Mert arkadaşları ile oynuyor ama aklı Mihriban'daydı. O gelmezdi kalabalığa. Gözleri ile her an onu takip ediyor başına bir şey gelmesin diye ama bir anda ortadan kayıp olmuş nereye gittiğini görememiş. Bahçenin en uzak köşesinden gelen sesi duydu bu ses Mihriban'a aitti nerede olursa olsun her zaman dikkati Mihriban'da idi. Onun bağırması büyük bir olaydı zaten gerekmedikçe konuşmayan bir çocuk durduk yere bağırmaz. Hızla koştu onun telaş ile koşması her kesin dikkatini çekmişti. Mert, Mihriban'ın her zamanki yerinde buldu ama tek değil ve ayakta ya da oturmuyor tam aksi Mihriban yerdeydi kollunun biri ve dizleri kanıyor. Arkasında arkadaşı vardı ve kaldırmak yerine gülüyordu. Mert hızla yanlarına koşup. Diz çöktü.
"Ne oldu sana." Diye sordu. Mih dolu gözleri ve büktüğü dudakları ile bakıyorken çocuklar susmuş ne olduğunu anlamaya çalışıyorlardı. Hepsi bir cevap bekliyor.
"Bana kötü şeyler dedi ama ben gitmek istedim sonra kolumu tutu sonrada itti beni. Düştüm ben..." dedi. Küçüktü daha zorbalanmak için çok küçüktü. Mert hızlı şekilde diz çöktüğü yerden kalktı ve arkada duran arkadaşının yüzüne yumruk attı. Babası öğretmiş ona yumruk atmasını. Gerçi öğretmese bile savunma derslerine gidiyorlardı ikisi de ve baya ilerlemiş bulunuyorlar. Çocuklardan biri anneleri çağırmak için gitti.

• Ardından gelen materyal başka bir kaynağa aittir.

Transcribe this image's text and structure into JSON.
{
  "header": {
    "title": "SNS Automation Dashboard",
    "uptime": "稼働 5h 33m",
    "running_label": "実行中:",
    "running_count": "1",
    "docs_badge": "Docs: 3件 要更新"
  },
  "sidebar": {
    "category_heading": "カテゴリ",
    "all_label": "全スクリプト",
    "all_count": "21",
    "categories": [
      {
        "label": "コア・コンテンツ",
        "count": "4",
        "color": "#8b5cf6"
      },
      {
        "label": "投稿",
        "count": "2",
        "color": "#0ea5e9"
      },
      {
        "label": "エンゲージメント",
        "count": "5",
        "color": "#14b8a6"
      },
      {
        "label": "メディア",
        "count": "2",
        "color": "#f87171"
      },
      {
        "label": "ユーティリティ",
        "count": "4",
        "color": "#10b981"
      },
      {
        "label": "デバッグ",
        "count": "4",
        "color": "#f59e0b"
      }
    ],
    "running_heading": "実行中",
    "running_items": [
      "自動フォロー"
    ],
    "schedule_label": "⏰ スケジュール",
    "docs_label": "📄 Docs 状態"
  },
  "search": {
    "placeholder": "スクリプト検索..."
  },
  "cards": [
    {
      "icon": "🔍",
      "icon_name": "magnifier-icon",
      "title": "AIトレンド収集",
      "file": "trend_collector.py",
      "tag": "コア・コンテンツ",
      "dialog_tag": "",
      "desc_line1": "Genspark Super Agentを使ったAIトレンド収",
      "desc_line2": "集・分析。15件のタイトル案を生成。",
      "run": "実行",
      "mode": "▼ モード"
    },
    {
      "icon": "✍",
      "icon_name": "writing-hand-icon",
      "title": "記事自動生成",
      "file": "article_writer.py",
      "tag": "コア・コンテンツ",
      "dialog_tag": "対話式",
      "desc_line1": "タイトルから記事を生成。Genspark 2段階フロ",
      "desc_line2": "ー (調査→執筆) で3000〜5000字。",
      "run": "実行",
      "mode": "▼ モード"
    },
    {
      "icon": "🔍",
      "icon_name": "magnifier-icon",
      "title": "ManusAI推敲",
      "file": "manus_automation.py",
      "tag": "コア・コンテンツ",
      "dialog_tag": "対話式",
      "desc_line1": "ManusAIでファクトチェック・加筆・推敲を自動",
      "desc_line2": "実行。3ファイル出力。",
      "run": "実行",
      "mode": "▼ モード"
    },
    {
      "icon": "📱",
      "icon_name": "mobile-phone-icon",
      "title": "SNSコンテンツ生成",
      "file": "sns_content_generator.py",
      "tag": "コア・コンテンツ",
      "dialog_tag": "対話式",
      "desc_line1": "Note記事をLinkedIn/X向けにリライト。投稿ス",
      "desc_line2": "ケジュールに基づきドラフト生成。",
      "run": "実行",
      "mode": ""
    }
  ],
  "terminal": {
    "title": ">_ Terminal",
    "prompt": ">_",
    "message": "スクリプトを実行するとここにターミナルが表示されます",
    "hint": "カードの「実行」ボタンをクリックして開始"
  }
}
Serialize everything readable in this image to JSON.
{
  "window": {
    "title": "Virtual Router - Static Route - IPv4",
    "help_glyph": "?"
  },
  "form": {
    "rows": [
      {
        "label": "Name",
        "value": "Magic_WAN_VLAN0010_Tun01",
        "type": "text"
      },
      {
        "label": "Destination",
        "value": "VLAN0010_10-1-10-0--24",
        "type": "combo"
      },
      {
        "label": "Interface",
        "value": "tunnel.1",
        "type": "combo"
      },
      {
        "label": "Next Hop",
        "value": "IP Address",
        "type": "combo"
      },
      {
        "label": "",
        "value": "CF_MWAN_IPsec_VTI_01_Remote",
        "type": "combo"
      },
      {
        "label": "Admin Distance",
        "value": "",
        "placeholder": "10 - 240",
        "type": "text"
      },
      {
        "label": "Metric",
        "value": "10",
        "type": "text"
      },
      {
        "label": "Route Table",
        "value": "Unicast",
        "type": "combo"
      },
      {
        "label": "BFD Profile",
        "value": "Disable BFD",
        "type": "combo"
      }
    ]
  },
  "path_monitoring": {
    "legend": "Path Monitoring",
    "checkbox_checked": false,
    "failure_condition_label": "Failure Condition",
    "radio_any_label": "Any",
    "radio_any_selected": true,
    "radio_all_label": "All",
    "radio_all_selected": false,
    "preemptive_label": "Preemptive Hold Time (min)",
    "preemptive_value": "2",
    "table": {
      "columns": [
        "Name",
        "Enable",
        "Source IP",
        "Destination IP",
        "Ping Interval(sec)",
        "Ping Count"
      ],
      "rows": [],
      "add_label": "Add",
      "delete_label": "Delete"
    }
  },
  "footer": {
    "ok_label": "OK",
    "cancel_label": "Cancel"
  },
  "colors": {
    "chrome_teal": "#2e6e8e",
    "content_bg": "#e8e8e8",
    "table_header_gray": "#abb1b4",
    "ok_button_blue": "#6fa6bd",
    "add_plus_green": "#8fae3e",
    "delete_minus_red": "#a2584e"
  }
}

"Sen nasıl benim kız kardeşimi itersin lan." dedi mertte Küçüktü on dört yaşındaydı ama yüreği büyüktü. Efsun telaş ile geldi ve oğlunu zar zor çocuğun üstünden aldı. Mert'inde kaşı patlamış ama önemli olan şuan bu değil.
"Bırak anne beni. Ona benim kardeşime zarar vermek ne demek öğreteyim." Bu sinir bir çocuk bedene fazlaydı.
"Annecim anlat bana beraber çözelim." dedi efsun.
"Bu angut beyinli benim kız kardeşimi itmiş anne. Kimse kılına zarar veremez benim kardeşimin." Mert sinirli sinirli konuşuyor. Efsun, Oğluna gururla baktı. Yaptığı yanlıştı belki ama şu dakika anlamıştı. Mert başını çevirdi ve ona dolu gözler ile bakan toprak gözleri gördü. Hemen yanında diz çöktü. İki seneye yakın aynı evde yaşıyorlardı anlaşırlardı ama ikiside birbirini bu kadar sahiplenmemişti.
Mert ve Mihriban,
Abi ve kardeş.
Oğlanın annesi bağırıyor Efsuna ama efsunun odağı Mihriban'ın yanında diz çökmüş oğlundaydı.
"Mih seni şimdi kucağıma alıp eve götürücem sonra yaralarını temizlerim." dedi mert.
"Tamam." dedi mih'de küçüktü daha sekiz yaşındaydı ve hayatında ilk defa zorbalanmıştı.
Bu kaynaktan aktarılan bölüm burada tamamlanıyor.